Featured Aqueduct Global Maps 2.
Top 20 Best Machine Learning Datasets for Practicing Applied ML
In response to this demand, the World Resources Institute developed the Map of blast and poison fishing 1 km grid was developed for use in the Reefs at Risk Revisited project as a component of the model of overfishing and destructive fishing pressure on coral reefs.
This layer designates threat of blast and Displays tree cover loss in the country from torepresented by pixel valuesrespectively. Featured Intact Forest Landscapes "The Intact Forest Landscapes IFL data set identifies unbroken expanses of natural ecosystems within the zone of forest extent that show no signs of significant human activity and are large enough that all native biodiversity, including viable populations of wide-ranging species, could be These include: past thermal stress i.
Shipping Activity This dataset was used as base data in Reefs at Risk. Shipping activity data used in the model of threat to coral reefs from marine-based pollution and damage in the Reefs at Risk Revisited project. The certification includes plantations managed by the mill and plantations managed by other suppliers, including smallholders. To have its oil mill certified, a palm oil producer must show a Digital Globe GEO1 Satellite Imagery Effective emergency planning and response requires quick and easy access to accurate, up-to-date information.
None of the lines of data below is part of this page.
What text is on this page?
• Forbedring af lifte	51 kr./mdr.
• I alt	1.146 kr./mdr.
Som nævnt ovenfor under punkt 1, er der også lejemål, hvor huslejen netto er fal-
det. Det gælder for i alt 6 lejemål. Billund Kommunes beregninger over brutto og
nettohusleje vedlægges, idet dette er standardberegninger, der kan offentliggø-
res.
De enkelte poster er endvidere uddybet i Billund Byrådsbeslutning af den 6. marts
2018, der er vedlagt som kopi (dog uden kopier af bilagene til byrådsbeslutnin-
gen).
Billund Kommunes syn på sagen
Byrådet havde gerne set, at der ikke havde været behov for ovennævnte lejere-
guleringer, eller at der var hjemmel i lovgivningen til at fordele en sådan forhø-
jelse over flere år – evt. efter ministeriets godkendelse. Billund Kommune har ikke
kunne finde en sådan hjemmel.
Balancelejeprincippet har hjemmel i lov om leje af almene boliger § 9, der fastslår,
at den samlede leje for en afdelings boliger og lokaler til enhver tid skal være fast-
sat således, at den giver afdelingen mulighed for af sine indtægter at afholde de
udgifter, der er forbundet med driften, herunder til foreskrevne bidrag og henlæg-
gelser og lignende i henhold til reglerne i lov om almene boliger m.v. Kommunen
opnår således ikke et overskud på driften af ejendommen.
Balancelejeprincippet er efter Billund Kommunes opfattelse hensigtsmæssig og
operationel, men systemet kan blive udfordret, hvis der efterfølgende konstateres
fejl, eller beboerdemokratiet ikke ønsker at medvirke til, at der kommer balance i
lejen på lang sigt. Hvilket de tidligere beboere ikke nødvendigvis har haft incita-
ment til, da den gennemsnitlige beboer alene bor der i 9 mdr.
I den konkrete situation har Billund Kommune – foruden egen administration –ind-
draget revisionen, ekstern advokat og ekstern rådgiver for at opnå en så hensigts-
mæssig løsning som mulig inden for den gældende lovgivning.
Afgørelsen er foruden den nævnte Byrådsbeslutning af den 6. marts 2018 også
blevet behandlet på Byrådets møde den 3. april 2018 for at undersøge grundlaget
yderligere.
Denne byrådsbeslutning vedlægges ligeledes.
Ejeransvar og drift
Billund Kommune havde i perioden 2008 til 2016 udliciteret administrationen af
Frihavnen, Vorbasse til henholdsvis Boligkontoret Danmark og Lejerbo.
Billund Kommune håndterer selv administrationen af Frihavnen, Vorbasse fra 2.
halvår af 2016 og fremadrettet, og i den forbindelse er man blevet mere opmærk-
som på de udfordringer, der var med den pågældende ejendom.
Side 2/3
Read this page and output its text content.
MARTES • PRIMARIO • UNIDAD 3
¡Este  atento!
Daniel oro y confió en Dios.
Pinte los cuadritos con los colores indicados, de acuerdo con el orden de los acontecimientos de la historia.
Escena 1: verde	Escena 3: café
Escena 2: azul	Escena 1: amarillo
Digital Globe QB01 Satellite Imagery Effective emergency planning and response requires quick and easy access to accurate, up-to-date information. Featured Sarawak oil palm concessions This data set provides the boundaries of known oil palm concessions for the state of Sarawak, Malaysia, and was compiled from available public documents. Where available, associated information provided with this data set includes licensee name, permit number Operational Ticketcorporate Reefs at Risk Revisited Local Threats Data Threats from coastal development, marine-based pollution and damage, overfishing and destructive fishing, and watershed-based pollution were analyzed separately.
These threats were integrated into the Integrated Local Threat index. Past thermal stress was integrated with local threats into the Digital Globe WV01 Satellite Imagery Effective emergency planning and response requires quick and easy access to accurate, up-to-date information.
Bleaching observations This dataset was used as base data in Reefs at Risk. Point locations of reported observations of coral bleaching between and Stay Connected.